The WSM objective of the socialisation of society and the “Napsterisation” of music in cyberspace therefore have much in common. This breaking down of the idea of private property and a passion for free access on the net has been called “dot.communism”, though “dot.socialism” could just as easily be used since both mean the same thing. But however it’s known, because it has the potential to grow rapidly and encourage unselfish co-operation all over the globe, it seen as a threat to the super-rich minority who presently determine how everyone else lives and works in accordance with capitalist requirements. Napster embodies the sharing, community-based ethos of both the internet pioneers and true socialists seeking an end to capitalism—both the private version espoused by free marketeers, and the state-run type, sought by various fake “socialist” parties who merely want to run capitalism themselves.

The fact that increasingly large numbers of internet users are, through free music, free video, free ISPs, free email etc acquiring immunity against diseased businesses, who want us to pay, means there is an increasing desire by global capital and their political puppets to kill off these digital free lunches before such revolutionary web thinking and behaviour expands into political thinking and behaviour (i.e., widespread support for genuine socialism).

“MP3” (the file compression method Napster uses for music sharing) has become the word most often typed into search engines, and millions upon millions of people, most without enough money to meet a frequent need to obtain new music, have had a tiny taster of what life would be like in a socialist free access society. As for the recording artists and writers, while some like heavy metal band Metallica, Madonna, Elton John, The Corrs and Eminem are unhappy about Napster, and have even taken legal action over copyright material being available for free. Other million-selling bands like The Smashing Pumpkins, Hole, The Offspring, Cypress Hill and Limp Bizkit together with lesser-known groups who just want to share their music, have expressed support for the freedom that Napster offers. Performers and writers can of course claim that they need money to get by within capitalism, as does everyone else, but the fact is they themselves (like us) could also get by without money in a socialist society. How do they feel about that?

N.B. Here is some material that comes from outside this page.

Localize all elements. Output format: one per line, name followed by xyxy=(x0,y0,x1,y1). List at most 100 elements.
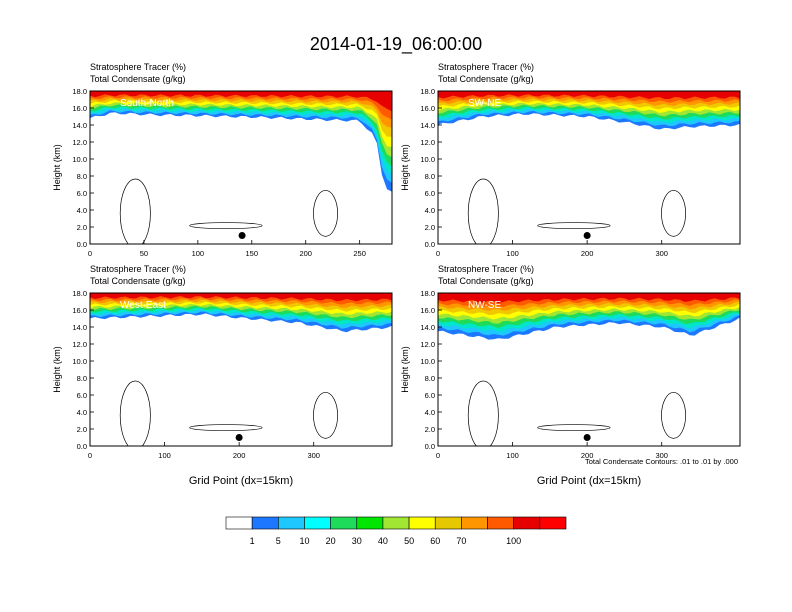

If many millions of people are making it absolutely clear by their actions that they want music gratis, and perhaps thereby indicating a growing hankering for much more for free in the not too distant future, is this extensive socialistic desire shared by the artists? Or do certain singers actually prefer to live in luxury, and have no moral problem whatsoever in enjoying superior living standards while those buying their music have to struggle through life on far smaller incomes (an inevitability with capitalism, since by the very nature of this system, there will always be a few on top, with a pyramidal expansion downwards incorporating everyone else at increasing levels of poverty)? If that is the situation, then maybe downloading their particular songs, even for nought, isn’t worth it in the first place.